The authors conclude that ramipril at a low dose (1.25 mg daily) did not prevent cardiovascular events in patients with type 2 diabetes and albuminuria, although a slight reduction in BP and albuminuria did occur. High‐dose ramipril (10 mg), as utilized in the Microalbuminuria, Cardiovascular, and Renal Outcomes in HOPE (MICRO‐HOPE) study, is the only dose of ramipril that effectively antagonizes the renin‐angiotensin axis in patients with diabetes.—Marre M, Lievre M, Chatellier G, et al. Effects of low dose ramipril on cardiovascular and renal outcomes in patients with type 2 diabetes and raised excretion of urinary albumin: randomised, double blind, placebo controlled trial (the DIABHYCAR study). BMJ. 2004;328:495.
Comment
The HOPE investigators have stated that the major benefit of a 10‐mg daily dose of ramipril in improving survival and preventing recurrent ischemic vascular disease was mainly due to interruption of the renin‐angiotensin system and its subsequent benefit on improving endothelial function as well as reducing atherosclerosis and thrombogenesis. They have stated that the modest BP‐lowering effects witnessed in the trial accounted for, at most, one third of the benefit seen. The hypertension community criticized the study because of the lack of appropriate standardization for the measurement of BP and the fact that BP was only measured five times during the entire study. In the HOPE trial, the actual BP‐lowering effects of ramipril may have been underestimated. An ambulatory BP study in a small subset of patients from the HOPE trial suggests that there was a much larger BP difference than reported in the main study and that this, rather than specific therapy, may have explained the improved outcome.

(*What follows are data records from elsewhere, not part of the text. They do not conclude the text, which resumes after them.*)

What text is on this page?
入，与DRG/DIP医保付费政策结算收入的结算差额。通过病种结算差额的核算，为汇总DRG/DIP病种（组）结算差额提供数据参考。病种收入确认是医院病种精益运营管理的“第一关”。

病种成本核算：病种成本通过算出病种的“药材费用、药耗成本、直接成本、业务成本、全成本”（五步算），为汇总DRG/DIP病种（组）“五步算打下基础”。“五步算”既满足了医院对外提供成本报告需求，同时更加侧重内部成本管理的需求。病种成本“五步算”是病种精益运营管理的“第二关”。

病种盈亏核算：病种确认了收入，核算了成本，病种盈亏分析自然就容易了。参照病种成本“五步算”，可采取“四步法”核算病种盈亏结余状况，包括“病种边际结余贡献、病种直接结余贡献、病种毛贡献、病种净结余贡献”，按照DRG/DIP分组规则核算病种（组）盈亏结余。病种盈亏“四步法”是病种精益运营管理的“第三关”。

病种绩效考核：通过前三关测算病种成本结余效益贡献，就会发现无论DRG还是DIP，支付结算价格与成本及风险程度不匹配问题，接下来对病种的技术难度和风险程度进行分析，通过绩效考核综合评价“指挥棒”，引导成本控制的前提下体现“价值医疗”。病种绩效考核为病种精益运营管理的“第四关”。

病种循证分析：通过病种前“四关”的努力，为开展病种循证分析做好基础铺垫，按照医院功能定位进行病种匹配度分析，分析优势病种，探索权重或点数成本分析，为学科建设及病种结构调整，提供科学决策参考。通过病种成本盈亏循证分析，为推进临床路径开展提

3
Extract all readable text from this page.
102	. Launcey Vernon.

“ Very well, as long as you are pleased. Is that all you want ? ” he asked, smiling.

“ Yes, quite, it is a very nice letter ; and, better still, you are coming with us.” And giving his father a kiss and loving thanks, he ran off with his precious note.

This latest trial from a group of investigators not associated with HOPE or MICRO‐HOPE seems to add to the evidence that a required amount of angiotensin II blockade needs to occur to achieve an improvement in cardiovascular and renal outcomes. The fact that low‐dose ramipril in the DIABHYCAR study reduced BP to a small degree, produced a trend toward albuminuric reduction, and was more likely to cause cough than placebo suggests that there was a biologic effect from the addition of ramipril. The failure to show any benefit to the primary cardiovascular or renal outcomes suggests that a certain amount of angiotensin II blockade may be required to effectively antagonize this maladaptive neurohormonal system.
The results of this study agree with the Study to Evaluate Carotid Ultrasound changes in patients treated with Ramipril and vitamin E (SECURE). In that study, 10 mg (and not 2.5 mg) ramipril was associated with a reduction in carotid intima‐media artery thickness measured by B‐mode carotid ultrasound.
One area of concern is the crossover that occurred in the use of angiotensin II receptor antagonists or ACE inhibitors other than ramipril during the study. More participants randomized to placebo (23%) than ramipril (20%) added these agents during the study. This tends to minimize the ability to show any differences in the primary outcome.
Debate will continue over the uniqueness of ramipril and whether or not a specific dose is necessary to achieve vascular benefit. For now, 10 mg ramipril once daily in addition to other cardiovascular therapies seems to improve cardiovascular and renal outcomes as defined in these trials. If ramipril is not chosen, an alternative ACE inhibitor should be used at a dosage associated with effective renin‐angiotensin system antagonism.